Paolo Cannavaro è stato protagonista della rubrica “I signori del calcio“, in onda su Sky Sport”Era il momento giusto per smettere di giocare. Adesso inizio la mia carriera accanto con mio fratello Fabio. Non ho vinto tanto, ma quella Coppa Italia alzata con la maglia del Napoli ha un sapore indescrivibile. Nell’ultimo anno di Mazzarri ho sperato davvero di poter vincere lo Scudetto. Amo Napoli, mi manca la città di Napoli, sono certo che ci tornerò e morirò lì. Mi piacerebbe tornare a lavorare nel Napoli, anche in altre vesti. Napoli per me è tutto. Il rapporto con i tifosi è eccezionale.

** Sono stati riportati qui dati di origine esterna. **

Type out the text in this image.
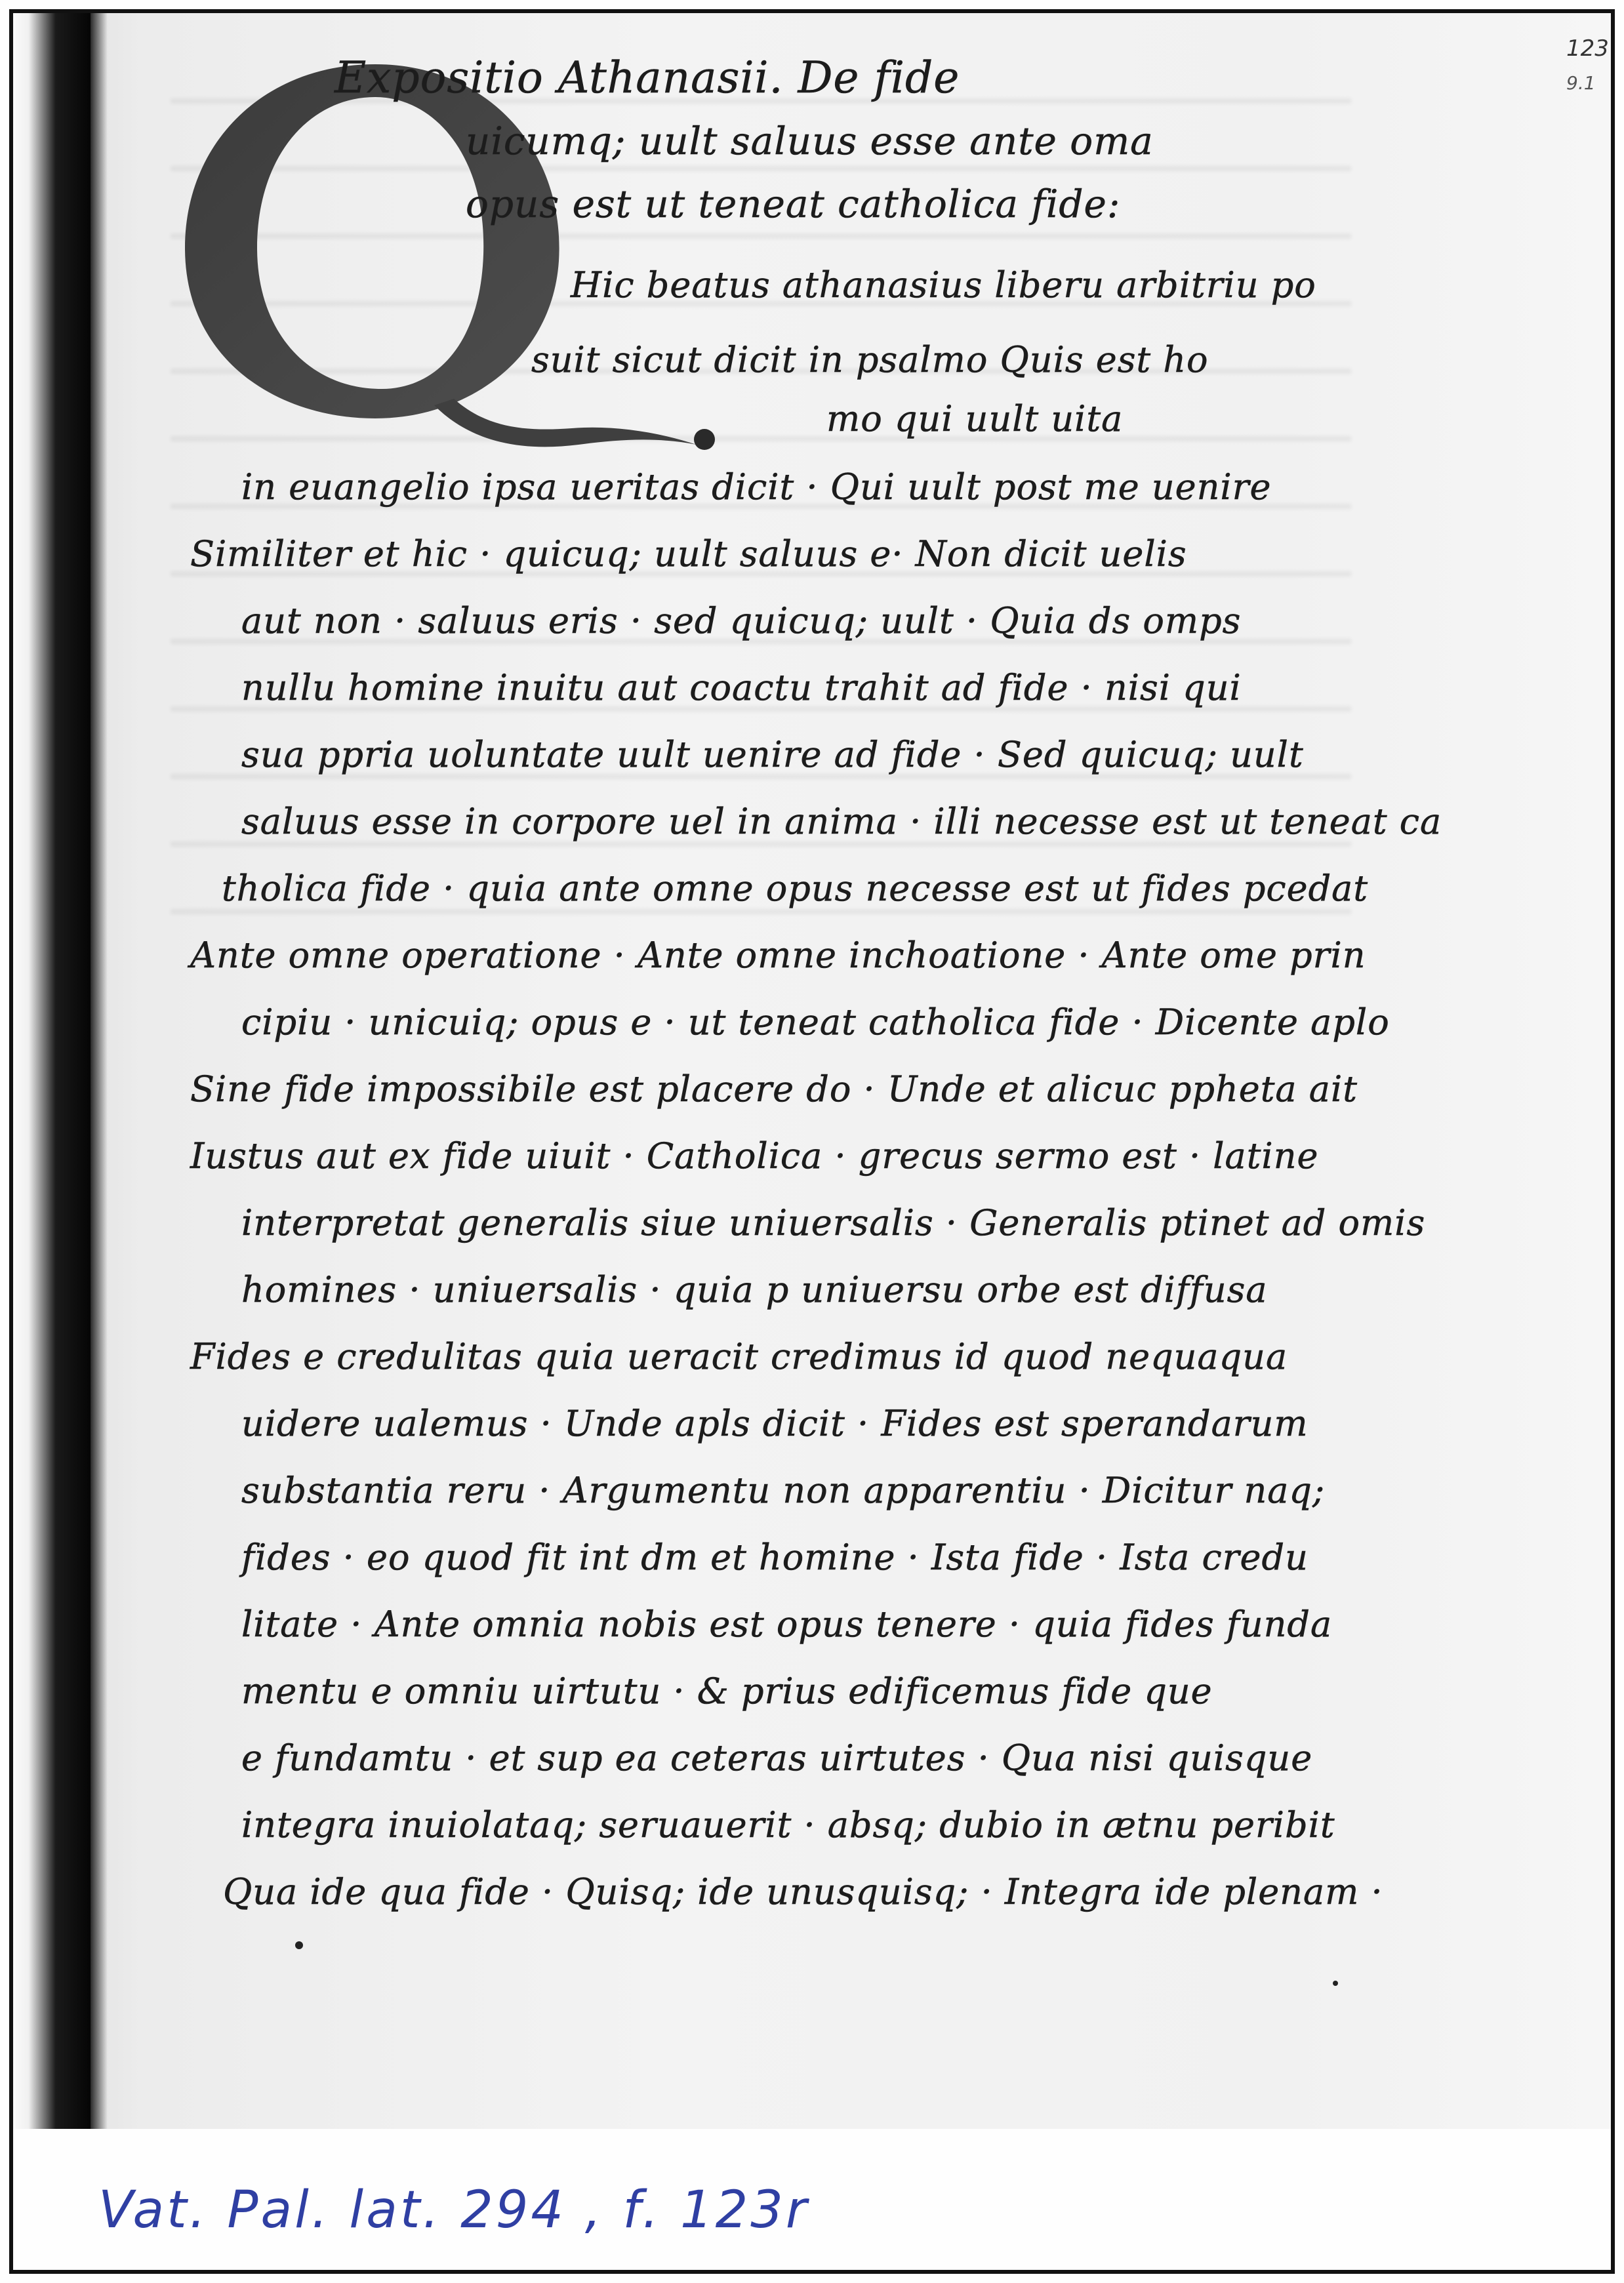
Expositio Athanasii. De fide
uicumq; uult saluus esse ante oma
opus est ut teneat catholica fide:
Hic beatus athanasius liberu arbitriu po
suit sicut dicit in psalmo Quis est ho
mo qui uult uita
in euangelio ipsa ueritas dicit · Qui uult post me uenire
Similiter et hic · quicuq; uult saluus e· Non dicit uelis
aut non · saluus eris · sed quicuq; uult · Quia ds omps
nullu homine inuitu aut coactu trahit ad fide · nisi qui
sua ppria uoluntate uult uenire ad fide · Sed quicuq; uult
saluus esse in corpore uel in anima · illi necesse est ut teneat ca
tholica fide · quia ante omne opus necesse est ut fides pcedat
Ante omne operatione · Ante omne inchoatione · Ante ome prin
cipiu · unicuiq; opus e · ut teneat catholica fide · Dicente aplo
Sine fide impossibile est placere do · Unde et alicuc ppheta ait
Iustus aut ex fide uiuit · Catholica · grecus sermo est · latine
interpretat generalis siue uniuersalis · Generalis ptinet ad omis
homines · uniuersalis · quia p uniuersu orbe est diffusa
Fides e credulitas quia ueracit credimus id quod nequaqua
uidere ualemus · Unde apls dicit · Fides est sperandarum
substantia reru · Argumentu non apparentiu · Dicitur naq;
fides · eo quod fit int dm et homine · Ista fide · Ista credu
litate · Ante omnia nobis est opus tenere · quia fides funda
mentu e omniu uirtutu · & prius edificemus fide que
e fundamtu · et sup ea ceteras uirtutes · Qua nisi quisque
integra inuiolataq; seruauerit · absq; dubio in ætnu peribit
Qua ide qua fide · Quisq; ide unusquisq; · Integra ide plenam ·
123
9.1
Vat. Pal. lat. 294 , f. 123r
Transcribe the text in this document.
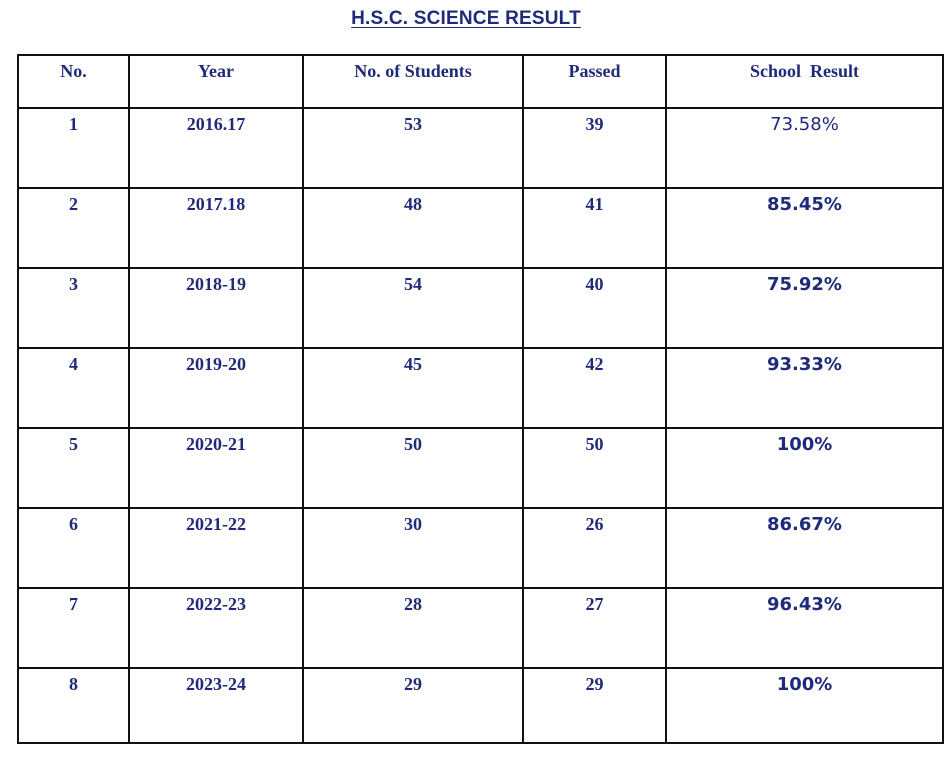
H.S.C. SCIENCE RESULT
No.	Year	No. of Students	Passed	School  Result
1	2016.17	53	39	73.58%
2	2017.18	48	41	85.45%
3	2018-19	54	40	75.92%
4	2019-20	45	42	93.33%
5	2020-21	50	50	100%
6	2021-22	30	26	86.67%
7	2022-23	28	27	96.43%
8	2023-24	29	29	100%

Mi porto una ferita dolorosa, quando in un Napoli-Torino in un periodo complicato i tifosi mi fischiavano a ogni pallone che toccavo. Allora chiesi a Contini di passarmi la e lo sparai in tribuna, non riuscivo a capire perché i tifosi fischiassero un napoletano. Non meritavo quel trattamento. Da quel momento mi sono ripreso e ho cercato di fare meglio e sono stato ancora più amato dai tifosi. 

Insigne? A Lorenzo auguro di diventare quello che volevo diventare io per il Napoli, può diventare il Totti azzurro. Ha un talento eccezionale, ma la società lo deve preservare. Lo paragonai subito ad Ortega, un talento che fa innamorare immediatamente”.